# Apparent weight due to buoyancy

I was asked whether weight of a submerged object changes. The following is my current understanding of the matter and will likely contain errors. Please correct me, if I made any mistakes.

Imagine an object with a mass of 1 kg. If you submerge it in water, its apparent weight (not mass, mass stays the same) will be lighter due to buoyancy . (image by Johannes Kalliauer):

Because force vectors c and d are of the same value, but have a different direction, they annihilate each other. Force vector a has a lower value than vector b, because the hydro static pressure in a depth $$H_1$$, which acts on the top of the object, is weaker than the hydro static pressure in depth $$H_3$$, which acts on the bottom of the object. Adding both vectors together yields the vector of upthrust.

Now, moving the submerged object upwards requires less energy compared to moving the same object upwards on land, because by moving the object upwards (positive change in potential energy), water moves downwards to fill the void (negative change in potential energy).

But what if you have a look at a static object on the sea floor? Since it is resting on the seafloor, there will be no more buoyancy. What remains, however, is the gravitational force of the object + the hydro static pressure acting on the top of the object (a).

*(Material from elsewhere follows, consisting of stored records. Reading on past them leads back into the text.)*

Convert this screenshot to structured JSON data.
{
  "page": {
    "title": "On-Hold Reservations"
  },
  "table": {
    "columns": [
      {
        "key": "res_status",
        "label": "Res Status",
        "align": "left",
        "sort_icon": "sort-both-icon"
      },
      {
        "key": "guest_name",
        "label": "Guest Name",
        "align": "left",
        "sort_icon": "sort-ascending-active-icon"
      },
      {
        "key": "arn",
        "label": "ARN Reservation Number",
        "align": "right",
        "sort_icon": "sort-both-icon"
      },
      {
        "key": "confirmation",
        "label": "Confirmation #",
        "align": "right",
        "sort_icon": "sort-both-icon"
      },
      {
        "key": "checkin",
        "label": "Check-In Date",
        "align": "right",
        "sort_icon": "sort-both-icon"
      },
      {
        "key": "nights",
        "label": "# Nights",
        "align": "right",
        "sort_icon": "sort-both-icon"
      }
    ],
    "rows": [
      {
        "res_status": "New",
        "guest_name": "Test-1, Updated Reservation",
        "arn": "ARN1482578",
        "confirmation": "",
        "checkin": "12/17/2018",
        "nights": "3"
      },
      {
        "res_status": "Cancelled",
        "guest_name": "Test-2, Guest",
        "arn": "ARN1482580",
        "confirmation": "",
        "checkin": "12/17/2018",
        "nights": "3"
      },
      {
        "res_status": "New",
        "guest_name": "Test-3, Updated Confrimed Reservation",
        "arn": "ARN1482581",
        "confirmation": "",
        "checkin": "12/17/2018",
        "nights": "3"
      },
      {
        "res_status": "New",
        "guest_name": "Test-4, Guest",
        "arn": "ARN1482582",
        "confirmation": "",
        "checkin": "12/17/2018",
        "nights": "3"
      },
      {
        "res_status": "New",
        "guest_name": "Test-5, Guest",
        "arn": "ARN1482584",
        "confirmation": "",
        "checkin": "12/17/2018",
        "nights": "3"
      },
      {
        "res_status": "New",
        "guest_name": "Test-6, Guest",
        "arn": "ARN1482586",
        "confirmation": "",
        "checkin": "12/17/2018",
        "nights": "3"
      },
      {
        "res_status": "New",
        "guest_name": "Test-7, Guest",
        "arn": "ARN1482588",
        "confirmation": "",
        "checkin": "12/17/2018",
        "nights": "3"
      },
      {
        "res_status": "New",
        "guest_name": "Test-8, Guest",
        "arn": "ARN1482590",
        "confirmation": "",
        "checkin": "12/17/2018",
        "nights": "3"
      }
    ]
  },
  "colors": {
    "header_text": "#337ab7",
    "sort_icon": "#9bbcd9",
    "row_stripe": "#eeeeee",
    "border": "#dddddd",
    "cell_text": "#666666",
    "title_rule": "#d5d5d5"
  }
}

According to Newton's third law, the sea ground counteracts the sum of both forces (otherwise the object will continue sinking into the ground).

My Problem

What I don't get is, will this object resting on the sea floor result in a change of the object's weight when compared to an object that is affected by buoyancy?

The weight of an object can be defined in many ways. Typically, it refers to $$mg$$ so as long as the gravitational field does not change, weight will be constant. The weight you are probably referring to is the perceived weight (value of the normal force).